Mercredi 25 Septembre 2013 - 01:22


                                                                                                                                                                    Levée de boucliers contre le président de la Cdvr: Pourquoi Banny fait peur à Ouattara
Nommé à la tête de la Commission, dialogue, vérité et réconciliation (Cdvr) en mai 2011, alors même que les bruits de kalaches retentissaient, Charles Konan Banny est dans les derniers instants de son mandat de deux ans. Mais à mi-parcours déjà, le président de la Cdvr n’avait pas souhaité rempiler pour un second mandat, même s’il le dit tout le temps, que la réconciliation est un processus de longue haleine. Déjà à l’occasion de sa nomination, certains observateurs de la vie politique avaient vu en cela une manière de le tenir loin de l’arène politique si d’aventure il avait des ambitions «présidentielles». Mais de bonne foi, l’ex-premier ministre n’avait jamais voulu voir les choses de cette façon (comme étant un piège visant à le neutraliser politiquement). Et s’était engagé entièrement, en tout cas pour ce qu’il était donné de constater, à sa nouvelle cause : réconcilier les Ivoiriens. Les moyens financiers, humains et politiques conséquents ont-ils été dégagés pour atteindre cet objectif ? Là réside toute la question. Pour sa part, Banny affirme avoir mouillé pleinement le maillot.  Et à ceux qui estimaient que sa nomination procédait du piège, Charles Konan Banny avait répondu : «Chacun apprécie ça comme il veut. Il y a une mission qui s’impose à nous, c’est un impératif. Il faut quelqu’un pour la diriger en réalité. Si c’est un piège, on verra bien. Si c’est un piège, nous allons tous tomber dedans, parce que s’il y a la paix, la Réconciliation, c’est toute la Côte d’Ivoire qui va tomber dans le piège. Je n’ai pas de problème avec qui que ce soit».

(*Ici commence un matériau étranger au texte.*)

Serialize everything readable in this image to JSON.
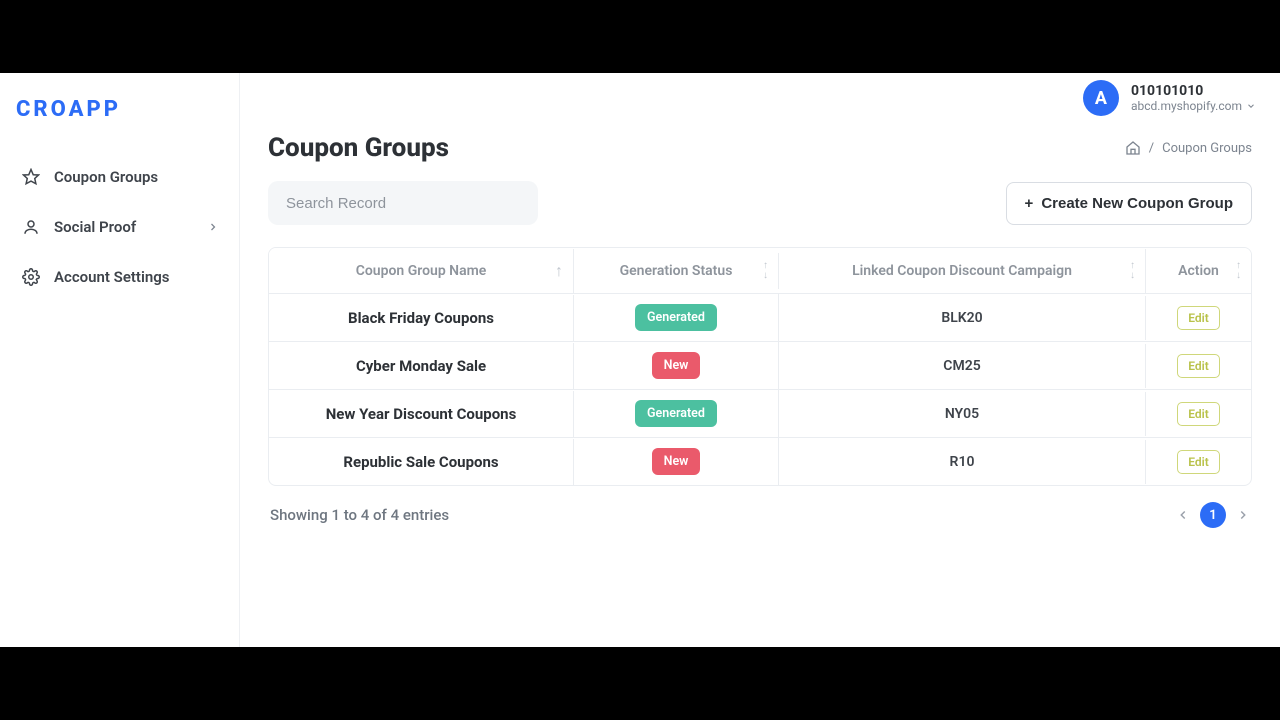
{
  "brand": "CROAPP",
  "sidebar": {
    "items": [
      {
        "label": "Coupon Groups"
      },
      {
        "label": "Social Proof"
      },
      {
        "label": "Account Settings"
      }
    ]
  },
  "header": {
    "avatar_letter": "A",
    "account_name": "010101010",
    "account_domain": "abcd.myshopify.com"
  },
  "page": {
    "title": "Coupon Groups",
    "breadcrumb_sep": "/",
    "breadcrumb_current": "Coupon Groups"
  },
  "search": {
    "placeholder": "Search Record",
    "value": ""
  },
  "buttons": {
    "create": "Create New Coupon Group",
    "edit": "Edit"
  },
  "table": {
    "columns": {
      "name": "Coupon Group Name",
      "status": "Generation Status",
      "linked": "Linked Coupon Discount Campaign",
      "action": "Action"
    },
    "rows": [
      {
        "name": "Black Friday Coupons",
        "status": "Generated",
        "status_kind": "green",
        "linked": "BLK20"
      },
      {
        "name": "Cyber Monday Sale",
        "status": "New",
        "status_kind": "red",
        "linked": "CM25"
      },
      {
        "name": "New Year Discount Coupons",
        "status": "Generated",
        "status_kind": "green",
        "linked": "NY05"
      },
      {
        "name": "Republic Sale Coupons",
        "status": "New",
        "status_kind": "red",
        "linked": "R10"
      }
    ]
  },
  "footer": {
    "entries": "Showing 1 to 4 of 4 entries",
    "page": "1"
  }
}
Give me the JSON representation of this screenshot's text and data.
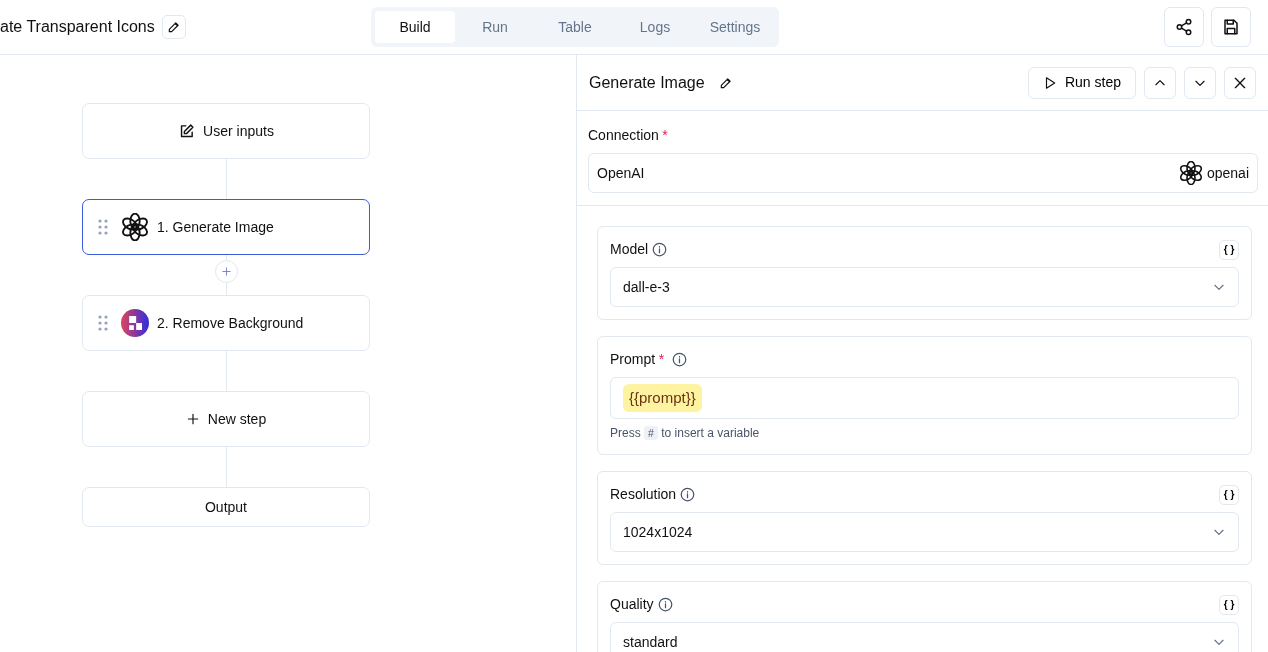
{
  "header": {
    "title": "ate Transparent Icons",
    "tabs": [
      {
        "label": "Build",
        "selected": true
      },
      {
        "label": "Run",
        "selected": false
      },
      {
        "label": "Table",
        "selected": false
      },
      {
        "label": "Logs",
        "selected": false
      },
      {
        "label": "Settings",
        "selected": false
      }
    ]
  },
  "flow": {
    "nodes": [
      {
        "kind": "inputs",
        "label": "User inputs",
        "selected": false
      },
      {
        "kind": "openai",
        "label": "1. Generate Image",
        "selected": true
      },
      {
        "kind": "removebg",
        "label": "2. Remove Background",
        "selected": false
      },
      {
        "kind": "new",
        "label": "New step",
        "selected": false
      },
      {
        "kind": "output",
        "label": "Output",
        "selected": false
      }
    ]
  },
  "panel": {
    "title": "Generate Image",
    "run_button": "Run step",
    "connection": {
      "label": "Connection",
      "required_mark": "*",
      "value": "OpenAI",
      "provider": "openai"
    },
    "fields": [
      {
        "kind": "select",
        "label": "Model",
        "toggle": "{ }",
        "value": "dall-e-3"
      },
      {
        "kind": "text",
        "label": "Prompt",
        "required_mark": "*",
        "variable": "{{prompt}}",
        "hint_before": "Press",
        "hint_key": "#",
        "hint_after": "to insert a variable"
      },
      {
        "kind": "select",
        "label": "Resolution",
        "toggle": "{ }",
        "value": "1024x1024"
      },
      {
        "kind": "select",
        "label": "Quality",
        "toggle": "{ }",
        "value": "standard"
      }
    ]
  }
}
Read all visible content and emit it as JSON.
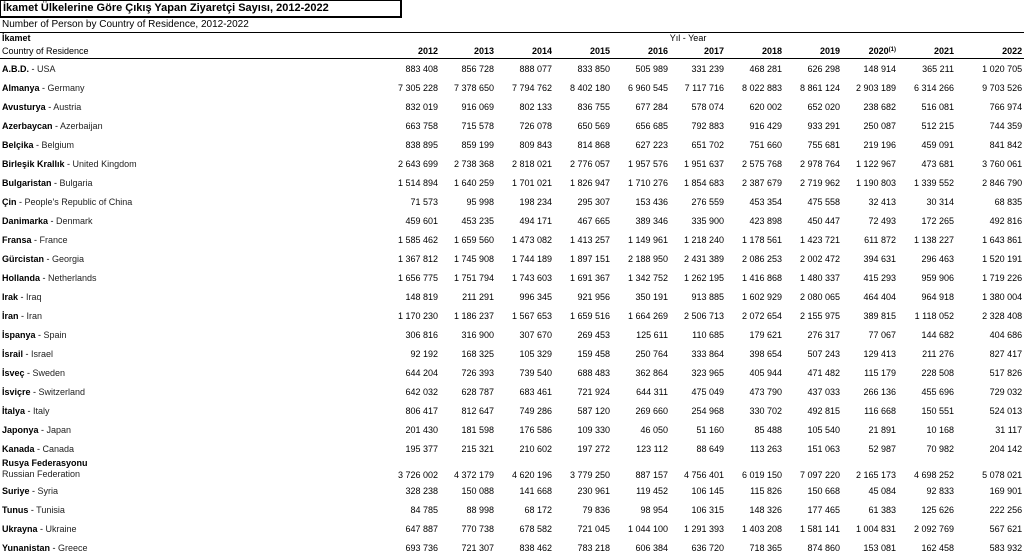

Banny prend position, le camp Ouattara panique.  Depuis 48 heures, le camp Ouattara semble trouver en la personne de Charles Konan Banny une nouvelle cible sur laquelle tirer à bout portant. Pour la simple raison que Banny a «osé» donner sa position sur un certain nombre de sujets autour du thème «Côte-d’Ivoire terre d’espérance», lors d’une causerie-débat organisée par une structure, le week-end dernier. Profitant de cette tribune, Banny a mis les pieds dans les plats quant à son agenda personnel. «Je ne conçois pas qu’on puisse considérer, en dépit de mon expérience, qu’il me soit interdit d’avoir une ambition pour la Côte d’Ivoire. J’ai la passion d’agir», glisse-t-il. Et de marteler : «Je suis un fier ivoirien. Je voudrais participer à rendre demain la Côte d’Ivoire plus juste, plus forte, plus prospère». Il stigmatise la situation dans laquelle la Côte d’Ivoire se trouve aujourd’hui, surtout la pauvreté qui sévit en ce moment chez les Ivoiriens. Selon Charles Konan Banny, la Côte d’Ivoire est meurtrie. Autant de vérités de l’ex-gouverneur de la Bceao sur la situation sociopolitique nationale et la crise au Pdci qui ont soulevé la furia du camp Ouattara. Qui voit désormais en Banny un adversaire politique de taille à leur mentor, Alassane Ouattara, qui s’est précipité à se déclarer candidat aux prochaines présidentielles. Si Ouattara a réussi à «apprivoiser» Henri Konan Bédié qui jure lui offrir l’appareil Pdci pour se maintenir au pouvoir, l’énigme Banny peut constituer l’élément trouble-fête. Et pour cause, si Banny dévoile ses «cartes présidentielles», c’en serait quasiment fini pour un «vote aveugle» du Pdci, du moins du «V» baoulé, sur lequel avaient misé Bédié et Ouattara. Déjà que les chefs baoulé ruminent une colère contre Bédié. De plus, c’est un secret de polichinelle. En tout cas,  l’éventualité de la candidature ou de la «concrétisation» des ambitions politiques de Banny, pourrait sérieusement contrarier les plans (déjà conçus) de Bédié et Ouattara. Après avoir tiré sans discontinuer sur Djédjé Mady et le jeune KKB, le camp Ouattara semble avoir trouvé une nouvelle cible à abattre, en la personne de Banny.